C’est Joachim qui m’a annoncé la mort de Nelson Mandela. Aussitôt je lui ai raconté que ce matin en me réveillant j’ai songé : aujourd’hui, anniversaire de naissance de mon père, mort le 28 février dernier, une figure paternelle pour le monde va mourir. J’ai le cœur battant en agitant les palmes sur le chemin de Nelson Mandela vers le ciel. N’était-il pas le dernier ? Que nous vienne la relève, si elle n’est déjà là, cachée.
http://youtu.be/4CmhS7mRJYc
« Ce que Dieu écrivit sur ton front, arrivera », dit Ferdinand Cheval dans ce merveilleux film (26′) sur son œuvre extraordinaire. Boulanger puis facteur, ne savait-il pas ce que c’était, que de faire arriver les écrits ? Né à Charmes, près de Romans, mort à Hauterives. Cela parle. Comme il est demandé à Dieu dans la Bible, selon ma traduction dans Voyage : « Qu’est-ce que l’homme, pour que tu le penses ? »
Cette période où je peins avec un grand bonheur me rappelle le temps de ma jeunesse où je m’entraînais à écrire de petites nouvelles, quelques mois avant d’écrire mon premier roman. Puissè-je évoluer dans la peinture aussi heureusement que dans l’écriture !
Je me rappelle le père de J-Y, peintre amateur. Ses paysages bretons, humbles et touchants. Nous avions une de ses petites toiles, avec une maison. C’est peut-être pour cela que je rêve beaucoup ces nuits dernières de paysages semblables à ceux de la Grande-Bretagne. C’est très émouvant d’avoir une vraie peinture à la maison. C’est vivant. Maintenant je n’ai plus que les miennes, c’est mieux d’avoir celle de quelqu’un d’autre.
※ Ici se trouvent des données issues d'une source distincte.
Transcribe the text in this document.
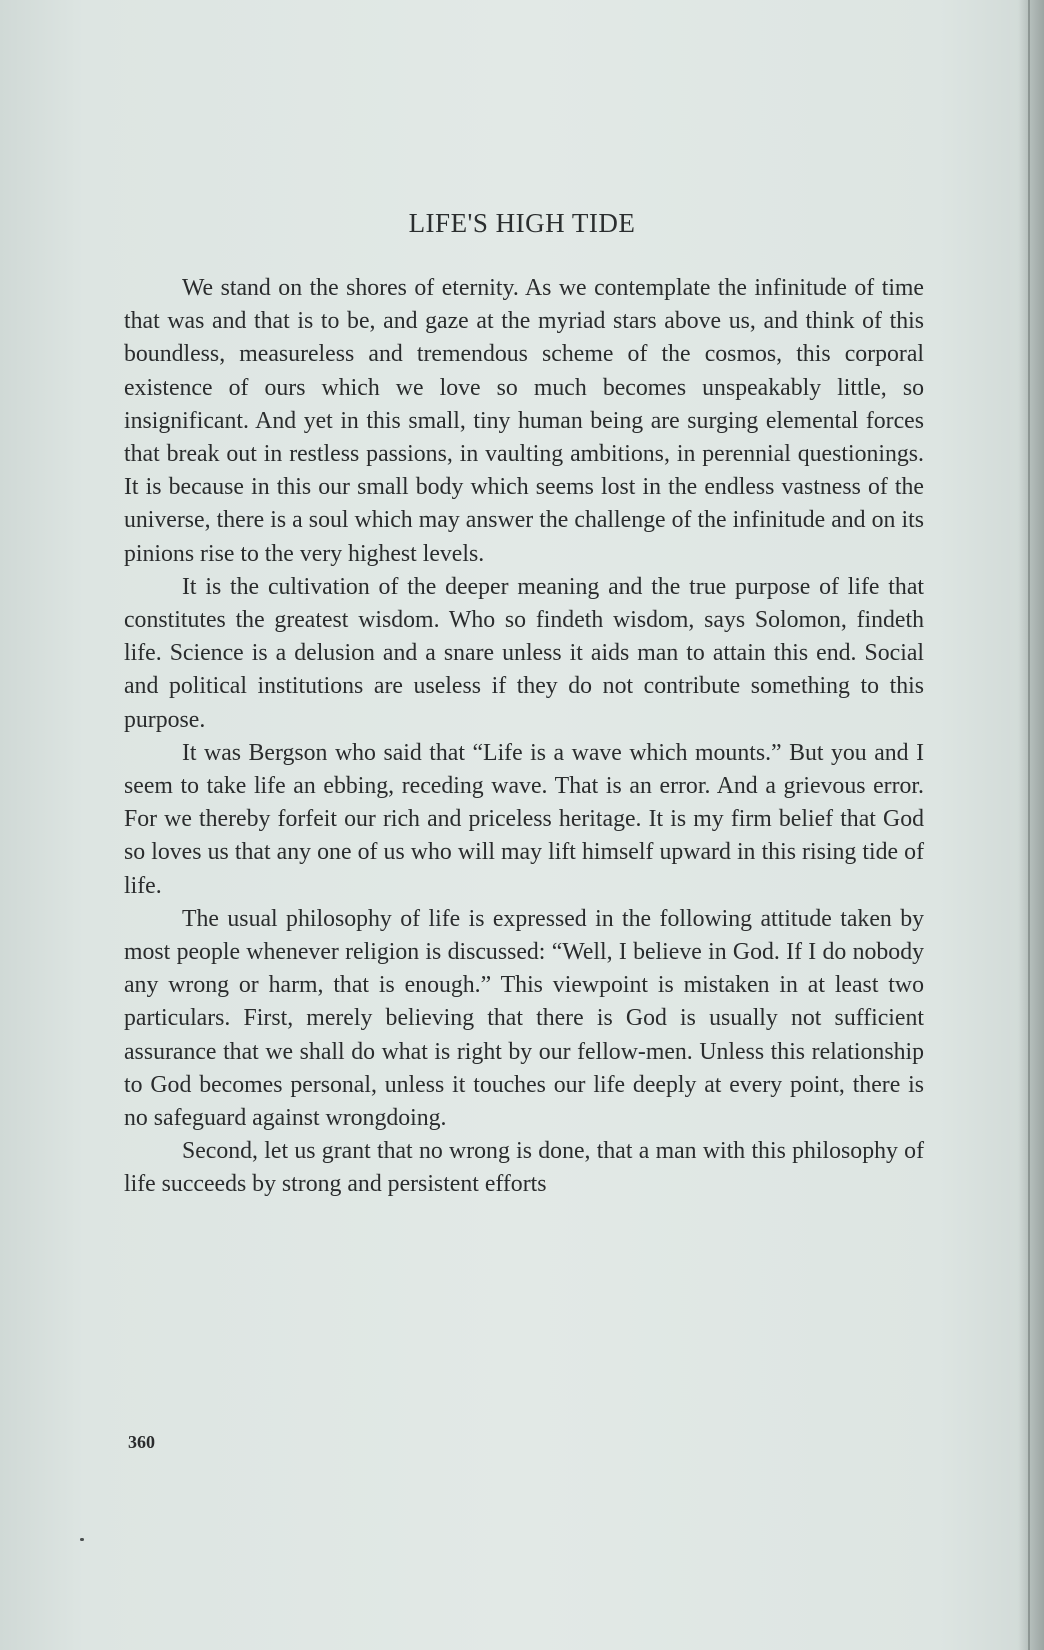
LIFE'S HIGH TIDE

We stand on the shores of eternity. As we contemplate the infinitude of time that was and that is to be, and gaze at the myriad stars above us, and think of this boundless, measureless and tremendous scheme of the cosmos, this corporal existence of ours which we love so much becomes unspeakably little, so insignificant. And yet in this small, tiny human being are surging elemental forces that break out in restless passions, in vaulting ambitions, in perennial questionings. It is because in this our small body which seems lost in the endless vastness of the universe, there is a soul which may answer the challenge of the infinitude and on its pinions rise to the very highest levels.

It is the cultivation of the deeper meaning and the true purpose of life that constitutes the greatest wisdom. Who so findeth wisdom, says Solomon, findeth life. Science is a delusion and a snare unless it aids man to attain this end. Social and political institutions are useless if they do not contribute something to this purpose.

It was Bergson who said that “Life is a wave which mounts.” But you and I seem to take life an ebbing, receding wave. That is an error. And a grievous error. For we thereby forfeit our rich and priceless heritage. It is my firm belief that God so loves us that any one of us who will may lift himself upward in this rising tide of life.

The usual philosophy of life is expressed in the following attitude taken by most people whenever religion is discussed: “Well, I believe in God. If I do nobody any wrong or harm, that is enough.” This viewpoint is mistaken in at least two particulars. First, merely believing that there is God is usually not sufficient assurance that we shall do what is right by our fellow-men. Unless this relationship to God becomes personal, unless it touches our life deeply at every point, there is no safeguard against wrongdoing.

Second, let us grant that no wrong is done, that a man with this philosophy of life succeeds by strong and persistent efforts

360
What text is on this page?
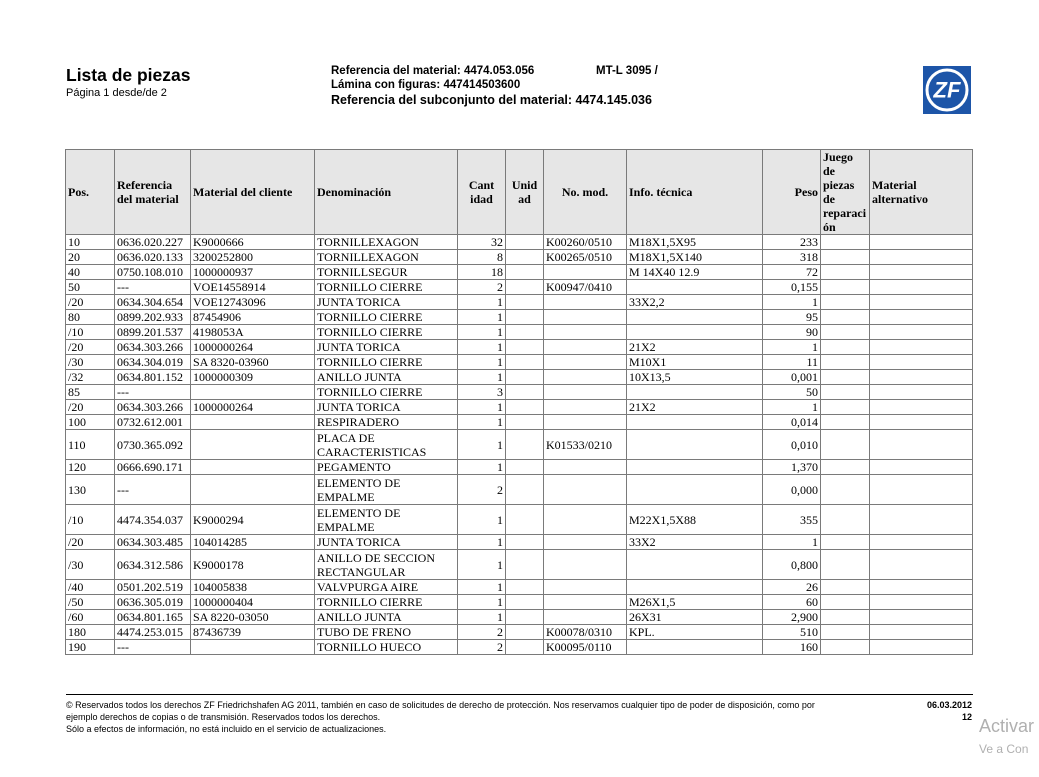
Lista de piezas
Página 1 desde/de 2
Referencia del material: 4474.053.056	MT-L 3095 /
Lámina con figuras: 447414503600
Referencia del subconjunto del material: 4474.145.036	ZF
Pos.	Referencia del material	Material del cliente	Denominación	Cant idad	Unid ad	No. mod.	Info. técnica	Peso	Juego de piezas de reparaci ón	Material alternativo
10	0636.020.227	K9000666	TORNILLEXAGON	32		K00260/0510	M18X1,5X95	233		
20	0636.020.133	3200252800	TORNILLEXAGON	8		K00265/0510	M18X1,5X140	318		
40	0750.108.010	1000000937	TORNILLSEGUR	18			M 14X40 12.9	72		
50	---	VOE14558914	TORNILLO CIERRE	2		K00947/0410		0,155		
/20	0634.304.654	VOE12743096	JUNTA TORICA	1			33X2,2	1		
80	0899.202.933	87454906	TORNILLO CIERRE	1				95		
/10	0899.201.537	4198053A	TORNILLO CIERRE	1				90		
/20	0634.303.266	1000000264	JUNTA TORICA	1			21X2	1		
/30	0634.304.019	SA 8320-03960	TORNILLO CIERRE	1			M10X1	11		
/32	0634.801.152	1000000309	ANILLO JUNTA	1			10X13,5	0,001		
85	---		TORNILLO CIERRE	3				50		
/20	0634.303.266	1000000264	JUNTA TORICA	1			21X2	1		
100	0732.612.001		RESPIRADERO	1				0,014		
110	0730.365.092		PLACA DE CARACTERISTICAS	1		K01533/0210		0,010		
120	0666.690.171		PEGAMENTO	1				1,370		
130	---		ELEMENTO DE EMPALME	2				0,000		
/10	4474.354.037	K9000294	ELEMENTO DE EMPALME	1			M22X1,5X88	355		
/20	0634.303.485	104014285	JUNTA TORICA	1			33X2	1		
/30	0634.312.586	K9000178	ANILLO DE SECCION RECTANGULAR	1				0,800		
/40	0501.202.519	104005838	VALVPURGA AIRE	1				26		
/50	0636.305.019	1000000404	TORNILLO CIERRE	1			M26X1,5	60		
/60	0634.801.165	SA 8220-03050	ANILLO JUNTA	1			26X31	2,900		
180	4474.253.015	87436739	TUBO DE FRENO	2		K00078/0310	KPL.	510		
190	---		TORNILLO HUECO	2		K00095/0110		160		
© Reservados todos los derechos ZF Friedrichshafen AG 2011, también en caso de solicitudes de derecho de protección. Nos reservamos cualquier tipo de poder de disposición, como por
ejemplo derechos de copias o de transmisión. Reservados todos los derechos.
Sólo a efectos de información, no está incluido en el servicio de actualizaciones.
06.03.2012
12 Activar
Ve a Con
J’en achèterai quand je pourrai, moi aussi.
Maintenant je m’en vais acheter des plaques de bois, j’ai envie de peindre sur bois, deux de mes préférées jusqu’à présent, Paolo je tournoie sur tes chevaux de bois, grâce à Uccello, et À la maison, avec son côté sauvage ou chamanique, sont sur bois.
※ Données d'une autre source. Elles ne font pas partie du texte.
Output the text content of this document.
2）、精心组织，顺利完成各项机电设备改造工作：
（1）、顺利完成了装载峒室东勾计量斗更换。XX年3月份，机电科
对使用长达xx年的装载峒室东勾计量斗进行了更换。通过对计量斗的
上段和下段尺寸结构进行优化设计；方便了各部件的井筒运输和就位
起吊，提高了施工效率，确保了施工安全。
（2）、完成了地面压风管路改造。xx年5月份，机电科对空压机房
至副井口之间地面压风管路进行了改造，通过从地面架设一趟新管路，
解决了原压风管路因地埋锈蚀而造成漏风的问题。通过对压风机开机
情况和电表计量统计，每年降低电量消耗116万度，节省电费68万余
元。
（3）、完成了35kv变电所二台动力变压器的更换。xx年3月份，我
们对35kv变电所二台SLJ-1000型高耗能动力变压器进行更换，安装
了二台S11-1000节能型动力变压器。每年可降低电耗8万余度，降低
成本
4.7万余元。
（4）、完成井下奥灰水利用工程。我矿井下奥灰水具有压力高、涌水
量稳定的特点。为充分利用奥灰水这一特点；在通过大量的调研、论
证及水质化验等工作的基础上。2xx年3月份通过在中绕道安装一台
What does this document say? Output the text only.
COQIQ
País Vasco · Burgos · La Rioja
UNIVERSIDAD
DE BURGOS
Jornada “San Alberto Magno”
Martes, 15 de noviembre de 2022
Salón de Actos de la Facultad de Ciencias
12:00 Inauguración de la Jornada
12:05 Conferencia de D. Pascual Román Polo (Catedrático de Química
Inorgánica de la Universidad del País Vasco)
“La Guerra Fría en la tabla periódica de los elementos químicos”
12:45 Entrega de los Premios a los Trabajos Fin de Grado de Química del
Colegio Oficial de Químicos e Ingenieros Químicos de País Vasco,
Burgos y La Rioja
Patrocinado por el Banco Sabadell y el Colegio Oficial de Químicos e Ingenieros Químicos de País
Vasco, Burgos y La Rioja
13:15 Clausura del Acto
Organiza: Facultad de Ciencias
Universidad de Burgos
Comme j’ai rêvé la nuit dernière d’un château et de mes soeurs du Carmel (voir note précédente), voici le Chant de la carmélite errante, que j’écrivis chez elles et qui est le premier des Chants de Voyage, Manifeste du nouveau monde.
*
Je suis la carmélite errante,
Mon canasson c’est Rossinante,
Dieu mon aimé, mon seul bonheur,
Monte l’ânesse de mon cœur.
Qu’importe la maison, ma fête
C’est la parole des prophètes,
Des pauvres hères, des rempailleurs
De Loi, des fous, des orpailleurs
Du ciel, des crieurs dans les sables,
Des justes et des dresseurs de tables
Qui servent au désert d’autels,
Garnis de sauterelles au miel.
Va ma jument, va mon ânesse,
Allez montures, trottez en liesse !
Je suis enclose dans ma foi,
Et l’homme et moi nous faisons trois.
Je suis du Christ la sainte amante,
De l’humain passant l’innocente
Aux mains pleines d’amour, qui vient
Joyeusement boire son vin,
Livrer tout son pain en partage,
Ouvrir toute son âme sage
Et d’une seule flamme, monter
En chœur où Dieu se fait toucher.
.
Je suis la carmélite errante,
La reine aux nu-pieds de mendiante,
La rose au jardin sans pourquoi,
La combattante de la foi.
Je suis la route qui se déroule,
Le jus de la vigne qu’on foule.
Armée de psaumes je pourfends
La mort, le mal, les méchants.
À chaque instant je me fais belle,
Je sais que je suis éternelle
Face au Seigneur, mon seul miroir.
Je prie du matin jusqu’au soir.
Forte de joie, douce et vaillante,
Toute silence, souriante,
J’abats chaque jour des dragons
Et je me passe d’étalons.
Que dites-vous de la nouvelle ?
Une femme libre vous appelle.
Elle te parle corps à corps,
Elle t’éveille quand tu dors
Devant la crèche abandonnée,
Quand gémit l’âme arraisonnée,
Quand sonne l’heure de la fin,
Quand tu halètes après demain.
.
Je suis la carmélite errante,
Mes lèvres chantent, accueillantes,
Ma bouche est rouge de baisers
Donnés, reçus du Bien-Aimé.
L’aurore vient à la chapelle
Où je vais, impatiente, telle
La tente ouverte en mes poumons
Où me presse l’Esprit, pardon
Qui souffle sur la terre, langue
Qui croise dans la mer, où tangue,
Frères, le mystique vaisseau
De notre destinée. Assauts
D’amour ! Je demande justice,
Me saisis à mains nues du vice
Et le consume entièrement
Au feu de mon regard ardent.
Je suis en route, traversée
De nuit sur la longue travée
Du sang de notre amour. Je suis
Pour vous servir l’eau et le puits,
Et la poulie qui joue, l’enfance
Retrouvée dans la pure errance
Obéissante, ô tendre paix
Du cœur, Réel révélé vrai.
Cette nuit j’ai fait un rêve splendide, dans lequel je courais autour d’un château et à travers le château, dans un paysage très vert assez semblable aux montagnes d’Écosse. Je courais, je courais aussi adorablement que si j’avais des ailes, et il y avait dans le paysage, ici et là, mes sœurs du Carmel, mais vêtues autrement, et c’est en partie pour elles – pour tout le monde aussi – que je courais.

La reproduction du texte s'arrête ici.